Who is really setting the agenda on Brexit? The politician wielding the most leverage has never, in his entire career, held a parliamentary seat, let alone a cabinet position. He runs a party that isn’t a party, with no MPs, no members and no manifesto. But Nigel Farage holds the fate of the government in his hands.
Farage has found himself somewhat overshadowed in recent weeks, as all eyes have been drawn to the new power in Whitehall, Dominic Cummings. But with his threat to stand Brexit party candidates against the Tories unless the government delivers a no-deal Brexit, it is Farage who has blown wide open a long-brewing crisis in the Conservative party. If they don’t give him what he wants, he will hand the next election to Jeremy Corbyn. Most Tories, absurdly, fear Corbyn more than no deal.
The strength of Farage’s position is derived not from what he builds, but from the weaknesses he exploits. As a stockbroker with a nose for vulnerability, he has never led a party capable of taking national power. Whether his vehicle was Ukip or the Brexit party, he has always thrived in elections with low turnouts and which depend more on brand recognition – largely his own brand – rather than on street-by-street campaigning. Its main effect has been to sabotage the Tories. A gambler, buoyed up by hubris, he has taken big risks that no established politician can take. And, as with other radical-right politicians, from Donald Trump to Jair Bolsonaro, detonating a crisis of establishment conservatism has paid huge dividends.
Farage is often called a populist. The main sense in which this is true is that he is not afraid of the dark side of public feeling, whether it is the collective hate of outsiders or the whoosh of excitement as the currency slides, parliament slowly implodes and chaos beckons. To the contrary, he is keenly attuned to the prejudices of middle England, its anguished resentment and its yearning for adventure. He advocates for it and fuses it to his project of creative destruction. It was, after all, Farage and his allies who spotted, well before Cummings and the supposed geniuses of Vote Leave, that people unruffled by European fisheries or subsidy rules would harken to the language of race war. It wasn’t enough just to link the EU to immigration. An atmosphere of national crisis, of “invasion”, of a “breaking point”, had to be invoked, and linked to folk memories of the second world war, Dunkirk and the blitz.

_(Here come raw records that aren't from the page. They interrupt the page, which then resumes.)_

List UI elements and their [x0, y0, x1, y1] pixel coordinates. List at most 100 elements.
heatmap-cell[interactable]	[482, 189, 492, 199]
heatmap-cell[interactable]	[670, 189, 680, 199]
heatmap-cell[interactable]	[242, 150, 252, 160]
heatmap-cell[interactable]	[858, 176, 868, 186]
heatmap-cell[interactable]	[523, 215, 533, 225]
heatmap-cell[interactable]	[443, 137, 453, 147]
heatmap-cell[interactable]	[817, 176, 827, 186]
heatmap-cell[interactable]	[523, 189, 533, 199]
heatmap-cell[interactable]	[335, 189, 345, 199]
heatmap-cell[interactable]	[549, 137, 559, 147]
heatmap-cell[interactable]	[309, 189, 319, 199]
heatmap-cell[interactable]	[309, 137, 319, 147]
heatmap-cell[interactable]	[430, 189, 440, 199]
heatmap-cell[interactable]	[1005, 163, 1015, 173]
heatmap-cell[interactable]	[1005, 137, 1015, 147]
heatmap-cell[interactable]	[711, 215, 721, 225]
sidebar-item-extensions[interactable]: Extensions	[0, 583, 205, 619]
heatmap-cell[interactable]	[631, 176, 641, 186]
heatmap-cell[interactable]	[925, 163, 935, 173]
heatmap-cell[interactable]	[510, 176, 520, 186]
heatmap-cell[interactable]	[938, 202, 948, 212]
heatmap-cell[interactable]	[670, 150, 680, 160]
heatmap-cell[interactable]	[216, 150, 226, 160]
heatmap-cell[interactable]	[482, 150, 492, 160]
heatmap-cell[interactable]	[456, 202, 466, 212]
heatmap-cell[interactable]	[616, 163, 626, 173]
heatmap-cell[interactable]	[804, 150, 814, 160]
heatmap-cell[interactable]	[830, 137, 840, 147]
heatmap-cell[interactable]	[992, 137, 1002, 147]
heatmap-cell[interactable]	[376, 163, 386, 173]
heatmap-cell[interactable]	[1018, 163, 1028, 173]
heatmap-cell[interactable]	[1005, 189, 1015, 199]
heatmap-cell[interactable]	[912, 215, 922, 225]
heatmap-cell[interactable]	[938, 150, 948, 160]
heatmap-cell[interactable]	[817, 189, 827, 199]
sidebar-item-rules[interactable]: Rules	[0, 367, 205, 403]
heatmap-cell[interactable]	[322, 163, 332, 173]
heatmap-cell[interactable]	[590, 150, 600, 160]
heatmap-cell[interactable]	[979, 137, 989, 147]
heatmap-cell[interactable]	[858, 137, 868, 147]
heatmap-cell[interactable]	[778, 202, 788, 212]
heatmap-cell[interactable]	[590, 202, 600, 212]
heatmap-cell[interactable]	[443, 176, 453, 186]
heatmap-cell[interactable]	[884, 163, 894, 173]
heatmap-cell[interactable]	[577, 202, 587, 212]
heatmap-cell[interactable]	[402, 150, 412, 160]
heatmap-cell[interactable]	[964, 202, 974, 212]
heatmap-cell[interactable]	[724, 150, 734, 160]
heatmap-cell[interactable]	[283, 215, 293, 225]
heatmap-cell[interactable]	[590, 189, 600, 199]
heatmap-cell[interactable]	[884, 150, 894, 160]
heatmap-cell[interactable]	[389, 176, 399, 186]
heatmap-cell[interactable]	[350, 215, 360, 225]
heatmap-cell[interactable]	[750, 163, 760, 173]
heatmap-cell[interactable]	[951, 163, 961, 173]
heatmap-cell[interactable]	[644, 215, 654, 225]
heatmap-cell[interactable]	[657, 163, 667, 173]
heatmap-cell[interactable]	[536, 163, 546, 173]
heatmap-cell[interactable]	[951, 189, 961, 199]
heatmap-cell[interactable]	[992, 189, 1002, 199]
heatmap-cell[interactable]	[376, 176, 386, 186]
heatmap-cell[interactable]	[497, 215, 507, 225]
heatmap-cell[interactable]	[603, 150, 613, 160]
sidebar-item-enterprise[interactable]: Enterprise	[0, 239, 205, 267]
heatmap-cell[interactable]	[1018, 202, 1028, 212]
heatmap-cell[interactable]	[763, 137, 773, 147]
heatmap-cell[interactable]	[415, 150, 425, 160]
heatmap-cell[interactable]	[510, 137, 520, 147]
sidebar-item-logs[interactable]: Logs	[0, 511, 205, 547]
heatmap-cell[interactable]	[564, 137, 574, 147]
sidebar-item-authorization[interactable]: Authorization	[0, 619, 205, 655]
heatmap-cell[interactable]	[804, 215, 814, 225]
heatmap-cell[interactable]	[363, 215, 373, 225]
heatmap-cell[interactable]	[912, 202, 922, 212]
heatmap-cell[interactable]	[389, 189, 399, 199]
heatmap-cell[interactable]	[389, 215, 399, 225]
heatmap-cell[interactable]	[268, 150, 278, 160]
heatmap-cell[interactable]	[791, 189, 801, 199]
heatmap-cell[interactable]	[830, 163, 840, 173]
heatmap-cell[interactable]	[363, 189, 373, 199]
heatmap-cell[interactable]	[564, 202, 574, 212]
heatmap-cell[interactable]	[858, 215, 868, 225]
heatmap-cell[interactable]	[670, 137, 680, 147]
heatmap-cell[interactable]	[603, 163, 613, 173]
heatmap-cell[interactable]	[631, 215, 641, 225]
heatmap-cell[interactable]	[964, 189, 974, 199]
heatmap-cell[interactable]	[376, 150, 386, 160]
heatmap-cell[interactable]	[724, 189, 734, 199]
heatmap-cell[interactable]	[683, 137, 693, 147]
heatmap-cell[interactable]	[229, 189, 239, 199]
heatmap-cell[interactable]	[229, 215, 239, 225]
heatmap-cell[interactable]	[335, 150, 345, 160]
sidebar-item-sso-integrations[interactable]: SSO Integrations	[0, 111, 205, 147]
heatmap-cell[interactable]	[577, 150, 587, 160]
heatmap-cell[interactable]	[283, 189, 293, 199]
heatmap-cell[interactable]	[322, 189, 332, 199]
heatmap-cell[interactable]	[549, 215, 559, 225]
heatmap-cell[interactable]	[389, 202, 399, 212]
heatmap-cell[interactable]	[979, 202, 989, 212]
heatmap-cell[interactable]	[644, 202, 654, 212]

Farage keenly intuits the longings at work in some of the public imagination. It was he who augured, with palpable relish, public violence if immigration was not controlled. It was he who said that if Brexit wasn’t delivered he would don khaki, pick up a rifle and head to the frontlines. The idea of national revival by itself no doubt offers many consolations to people whose life trajectories have been in long-term decline, and who have seen their values rejected by younger generations. But the imagery of war is what makes it compelling. There is a sense in which we all can desire the adventure of violent chaos, but these drives have long been prevalent on the right, where politicians from Margaret Thatcher to Trump have been expert at tapping into them. And, as polling of Tory party activists during the leadership election showed, they are prepared to see a lot that was supposed to be sacrosanct – the Conservative party, the union, even British capitalism – destroyed in the process.
Brexit has become the eschaton of the right, licensing extraordinary measures. In what other circumstance could remain politicians be deemed “quislings”, as Farage dubbed Ed Miliband and Nick Clegg? How else could Tory politicians demand that “extreme” remainers be prosecuted under the Treason Act? In what other situation could an electoral candidate standing for the Brexit party imply that Tory remainers should be dealt with as this country once dealt with “traitors” in the Tower of London? One half of the population is now routinely encouraged to regard the views of the other half as punishably seditious. It can only be the work of a treacherous political class. In such ways has radical-right anti-parliamentarism, not seen on a large scale since 1945, been reborn.
Conservative leaders have tried to conduct these energies into Tory revival, with senior Tories like Sajid Javid larding praise on Farage. Boris Johnson has been better than May at stoking anti-parliamentary sentiment and, with his Churchillian bluster, tapping into war nationalism. He is also ruthless enough to countenance a no-deal Brexit. He has accused colleagues of a “terrible collaboration” with the enemy, as though this were not the country in which Jo Cox MP was murdered by a fascist calling her a traitor. As if journalists so dubbed weren’t being beaten up. As he prorogues parliament to derail opposition, the digital Farageites cheer: finally a politician with “guts”. They can’t lose. There will either be the sort of chaos in which rightwing adventurists thrive or another “betrayal” to agitate against.
Yet the right doesn’t represent “the people”. No deal represents a decided minority. Millions have no truck with end-times nationalism. Even in a deadlocked parliament, it can be defeated. Sadly, Brexit’s opponents have been incapacitated by their fear of popular feeling and by neurotic terror at bringing anything down. Some of them are hamstrung by their equal or greater fear that, if they vote down the government, Corbyn may win an election. Yet, like it or not, his is the only political project with the demonstrated ability to split the leave camp, and countermand disaster nationalism. If they want to stop the radical right in its tracks, the opponents of the Brexit right will have to get over their aversion and take the gamble.